Project Background

This project is similar to the PostgreSQL-Data-Modeling Project and Data Warehouse Project in that the company Sparkify is rapid gowning and need a data system which can support the analytical needs of their staff. The Sparkify team started with PostgreSQL and then moved to Redshift and now wants to use Spark.

The GitHub for this project is located here: Data-Lake-With-AWS

Datasets

As with the PostgreSQL-Data-Modeling Project and Data Warehouse Project there are two primary datasets, the Song Dataset and the Log Dataset

Song Dataset

This is located at s3://udacity-dend/song_data. A sample of the data is below:

{“num_songs”: 1, “artist_id”: “ARJIE2Y1187B994AB7”, “artist_latitude”: null, “artist_longitude”: null, “artist_location”: “”, “artist_name”: “Line Renaud”, “song_id”: “SOUPIRU12A6D4FA1E1”, “title”: “Der Kleine Dompfaff”, “duration”: 152.92036, “year”: 0}

Log Dataset

This is located at s3://udacity-dend/log_data. A sample of the data is below:

{“artist”:”Pavement”, “auth”:”Logged In”, “firstName”:”Sylvie”, “gender”, “F”, “itemInSession”:0, “lastName”:”Cruz”, “length”:99.16036, “level”:”free”, “location”:”Klamath Falls, OR”, “method”:”PUT”, “page”:”NextSong”, “registration”:”1.541078e+12”, “sessionId”:345, “song”:”Mercy:The Laundromat”, “status”:200, “ts”:1541990258796, “userAgent”:”Mozilla/5.0(Macintosh; Intel Mac OS X 10_9_4…)”, “userId”:10}

Final Database Schema

There are 5 tables in the database. This design focuses on the songplay table which houses the most important information for the analytics team. The fact tables of time, users, songs, and artists help to provide context and additional details for the dimension songplay table.

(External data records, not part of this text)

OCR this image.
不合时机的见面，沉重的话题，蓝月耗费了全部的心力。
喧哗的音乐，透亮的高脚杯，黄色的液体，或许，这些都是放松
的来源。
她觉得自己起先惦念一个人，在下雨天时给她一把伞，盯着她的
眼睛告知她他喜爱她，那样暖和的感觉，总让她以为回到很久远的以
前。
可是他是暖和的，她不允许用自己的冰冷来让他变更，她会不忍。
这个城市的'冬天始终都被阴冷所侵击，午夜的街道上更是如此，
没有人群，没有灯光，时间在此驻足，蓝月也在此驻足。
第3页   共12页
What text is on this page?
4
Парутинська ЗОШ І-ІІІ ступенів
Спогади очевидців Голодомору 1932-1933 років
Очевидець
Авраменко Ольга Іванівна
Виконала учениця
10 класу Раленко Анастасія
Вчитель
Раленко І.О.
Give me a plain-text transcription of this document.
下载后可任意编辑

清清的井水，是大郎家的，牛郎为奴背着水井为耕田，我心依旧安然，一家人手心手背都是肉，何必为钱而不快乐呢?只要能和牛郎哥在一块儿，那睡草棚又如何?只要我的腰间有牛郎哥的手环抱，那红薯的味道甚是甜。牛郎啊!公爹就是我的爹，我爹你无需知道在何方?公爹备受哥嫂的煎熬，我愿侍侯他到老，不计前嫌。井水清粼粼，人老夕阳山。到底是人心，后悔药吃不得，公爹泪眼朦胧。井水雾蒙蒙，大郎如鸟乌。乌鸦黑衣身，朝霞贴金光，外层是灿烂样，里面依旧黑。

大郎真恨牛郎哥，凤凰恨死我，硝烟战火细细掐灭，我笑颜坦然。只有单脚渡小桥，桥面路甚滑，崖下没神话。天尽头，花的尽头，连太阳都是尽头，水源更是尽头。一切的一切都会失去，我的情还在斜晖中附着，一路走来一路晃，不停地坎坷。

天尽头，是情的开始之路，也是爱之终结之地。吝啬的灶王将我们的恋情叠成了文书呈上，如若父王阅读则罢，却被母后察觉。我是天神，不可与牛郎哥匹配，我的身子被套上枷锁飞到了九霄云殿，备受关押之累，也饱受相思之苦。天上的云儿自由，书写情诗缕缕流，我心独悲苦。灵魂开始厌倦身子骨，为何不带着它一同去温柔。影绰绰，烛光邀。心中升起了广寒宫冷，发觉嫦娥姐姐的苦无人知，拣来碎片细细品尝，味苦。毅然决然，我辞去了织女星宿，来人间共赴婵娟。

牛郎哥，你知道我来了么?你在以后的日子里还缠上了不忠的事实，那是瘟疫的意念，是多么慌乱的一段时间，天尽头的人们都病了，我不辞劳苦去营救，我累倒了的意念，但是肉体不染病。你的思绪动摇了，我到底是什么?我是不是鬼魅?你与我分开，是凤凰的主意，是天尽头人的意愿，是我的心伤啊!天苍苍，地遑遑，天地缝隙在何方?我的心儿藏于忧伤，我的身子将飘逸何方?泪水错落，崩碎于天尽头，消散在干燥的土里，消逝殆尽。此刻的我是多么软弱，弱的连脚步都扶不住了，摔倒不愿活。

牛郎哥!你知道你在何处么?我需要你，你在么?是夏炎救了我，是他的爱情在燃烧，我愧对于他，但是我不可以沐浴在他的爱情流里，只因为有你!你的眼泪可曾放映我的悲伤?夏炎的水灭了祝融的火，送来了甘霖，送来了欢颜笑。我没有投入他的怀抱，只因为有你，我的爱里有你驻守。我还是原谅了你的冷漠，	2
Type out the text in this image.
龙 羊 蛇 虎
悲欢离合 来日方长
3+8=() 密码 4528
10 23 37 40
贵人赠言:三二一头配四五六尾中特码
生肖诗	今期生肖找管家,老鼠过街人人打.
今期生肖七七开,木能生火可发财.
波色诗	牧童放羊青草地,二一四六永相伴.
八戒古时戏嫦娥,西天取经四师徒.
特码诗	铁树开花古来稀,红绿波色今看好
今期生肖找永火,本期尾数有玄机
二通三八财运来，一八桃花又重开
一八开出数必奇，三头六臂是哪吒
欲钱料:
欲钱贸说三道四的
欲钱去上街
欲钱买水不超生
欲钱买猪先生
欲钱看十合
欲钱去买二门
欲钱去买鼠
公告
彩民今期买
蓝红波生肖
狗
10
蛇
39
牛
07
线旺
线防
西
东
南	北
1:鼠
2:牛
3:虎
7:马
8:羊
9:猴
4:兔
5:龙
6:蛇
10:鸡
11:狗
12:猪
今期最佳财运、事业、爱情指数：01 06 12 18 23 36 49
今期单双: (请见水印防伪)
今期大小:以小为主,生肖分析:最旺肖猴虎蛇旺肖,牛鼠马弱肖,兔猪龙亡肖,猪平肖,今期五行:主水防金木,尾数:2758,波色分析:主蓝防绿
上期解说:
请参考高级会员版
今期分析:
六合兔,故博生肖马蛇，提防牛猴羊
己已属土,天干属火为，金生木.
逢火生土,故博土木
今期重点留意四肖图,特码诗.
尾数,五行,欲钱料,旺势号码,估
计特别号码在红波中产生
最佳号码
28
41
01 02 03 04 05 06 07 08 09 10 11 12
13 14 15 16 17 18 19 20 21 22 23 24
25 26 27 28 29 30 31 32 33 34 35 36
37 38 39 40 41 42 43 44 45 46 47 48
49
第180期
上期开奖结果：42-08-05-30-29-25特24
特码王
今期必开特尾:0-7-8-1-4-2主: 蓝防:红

The use tables are the songplay_fact, time_dim, user_dim, song_dim, and artist_dim tables. These tables are in the

The time table which contains:

Field Data Type
start_time int
hour int
day int
week int
month int
year int
weekday int

The users table which contains:

Field Data Type
user_id int
first_name varchar
last_name varchar
gender varchar
level varchar

The songs table which contains:

Field Data Type
song_id varchar
title varchar
artist_id varchar
artist_name varchar
year int
duration float

The artists table which contains:

Field Data Type
artist_id varchar
name varchar
location varchar
latitude varchar
longitude varchar

The songplay table which contains:

Field Data Type
songplay_id int
start_time int
user_id int
song_id varchar
artist_id varchar
session_id int
location varchar
user_agent varchar

Lessons Learned/Final Thoughts

Of all the lessons in the nano-degree this was the one I was the most excited for and the one that I was the most let down by. The lesson discussed the high level concepts of Spark but the actual details of working with Spark were limited. In fact most of the time a Spark view was created to work with the data in an SQL like environment. I will say since completing the nano-degree Udacity has added a new section with a focus on setting up Spark clusters on AWS and debugging in Spark. I have not watched these but hopefully they add more value to this portion of the course.

Overall I did not learn much nor was I impressed with this section.